Dr Fatima Alsayegh, associate professor of History at UAE University, is calling for well-trained and impartial historians with a passion for accuracy so the country's history can be told through a modern context. She was speaking during the 31st annual Sharjah International Book Fair, which ends Saturday.
“We are told that the history of the country is very new yet many of the oldest documents prove man lived here 7,000 years ago,” said Al Sayegh. “We will never reach the absolute truth, but this is different from what we were taught at school, that our history is only 100 years old. In the past, people failed to document things in black and white, a great part of our history has been an oral history.”
Much of that, she says, came from the British archive, “...so there is a dire need to look at these things again. I am not casting aspersions on the British or Orientalist documents, but ideally historians should be impartial.”
The launch of the Ruler of Sharjah H.H Sheikh Sultan bin Mohammed Al Qasimi’s PhD thesis, 'The Myth of Arab Piracy on the Gulf Coast', in Arabic during the book fair was “a good start to the process”. “Reading this, makes me realize we are starting to write our own history,” Alsayegh says.

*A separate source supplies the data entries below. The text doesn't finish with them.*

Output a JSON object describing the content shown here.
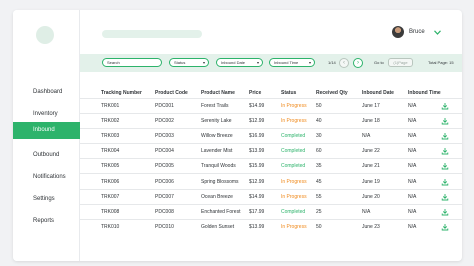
{
  "sidebar": {
    "items": [
      {
        "label": "Dashboard"
      },
      {
        "label": "Inventory"
      },
      {
        "label": "Inbound"
      },
      {
        "label": "Outbound"
      },
      {
        "label": "Notifications"
      },
      {
        "label": "Settings"
      },
      {
        "label": "Reports"
      }
    ],
    "active_index": 2
  },
  "user": {
    "name": "Bruce"
  },
  "filters": {
    "search": {
      "placeholder": "Search"
    },
    "status": {
      "label": "Status"
    },
    "inbound_date": {
      "label": "Inbound Date"
    },
    "inbound_time": {
      "label": "Inbound Time"
    }
  },
  "pagination": {
    "page_indicator": "1/14",
    "prev_icon": "chevron-left",
    "next_icon": "chevron-right",
    "goto_label": "Go to",
    "goto_placeholder": "(1)Page",
    "total_pages": "Total Page: 15"
  },
  "table": {
    "columns": [
      "Tracking Number",
      "Product Code",
      "Product Name",
      "Price",
      "Status",
      "Received Qty",
      "Inbound Date",
      "Inbound Time"
    ],
    "rows": [
      {
        "tracking": "TRK001",
        "code": "PDC001",
        "name": "Forest Trails",
        "price": "$14.99",
        "status": "In Progress",
        "qty": "50",
        "date": "June 17",
        "time": "N/A"
      },
      {
        "tracking": "TRK002",
        "code": "PDC002",
        "name": "Serenity Lake",
        "price": "$12.99",
        "status": "In Progress",
        "qty": "40",
        "date": "June 18",
        "time": "N/A"
      },
      {
        "tracking": "TRK003",
        "code": "PDC003",
        "name": "Willow Breeze",
        "price": "$16.99",
        "status": "Completed",
        "qty": "30",
        "date": "N/A",
        "time": "N/A"
      },
      {
        "tracking": "TRK004",
        "code": "PDC004",
        "name": "Lavender Mist",
        "price": "$13.99",
        "status": "Completed",
        "qty": "60",
        "date": "June 22",
        "time": "N/A"
      },
      {
        "tracking": "TRK005",
        "code": "PDC005",
        "name": "Tranquil Woods",
        "price": "$15.99",
        "status": "Completed",
        "qty": "35",
        "date": "June 21",
        "time": "N/A"
      },
      {
        "tracking": "TRK006",
        "code": "PDC006",
        "name": "Spring Blossoms",
        "price": "$12.99",
        "status": "In Progress",
        "qty": "45",
        "date": "June 19",
        "time": "N/A"
      },
      {
        "tracking": "TRK007",
        "code": "PDC007",
        "name": "Ocean Breeze",
        "price": "$14.99",
        "status": "In Progress",
        "qty": "55",
        "date": "June 20",
        "time": "N/A"
      },
      {
        "tracking": "TRK008",
        "code": "PDC008",
        "name": "Enchanted Forest",
        "price": "$17.99",
        "status": "Completed",
        "qty": "25",
        "date": "N/A",
        "time": "N/A"
      },
      {
        "tracking": "TRK010",
        "code": "PDC010",
        "name": "Golden Sunset",
        "price": "$13.99",
        "status": "In Progress",
        "qty": "50",
        "date": "June 23",
        "time": "N/A"
      }
    ]
  },
  "colors": {
    "accent": "#2db36b",
    "in_progress": "#f08a1c",
    "completed": "#2db36b",
    "toolbar_bg": "#e3f1ea"
  },
  "icons": {
    "logo": "logo-circle",
    "user_menu": "chevron-down-icon",
    "row_action": "download-icon"
  }
}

The thesis, first written in English in the 1980s, dispels the British theory that pirates ruled the Gulf coast and that their presence was necessary in order to provide protection. “This region was labelled as the ‘Pirate Coast’ which was a major mistake,” she said. “Many of the documents about UAE’s history are in the Public Records Office in the UK. We need historians with a passion for research, and the patience to look for facts and details.”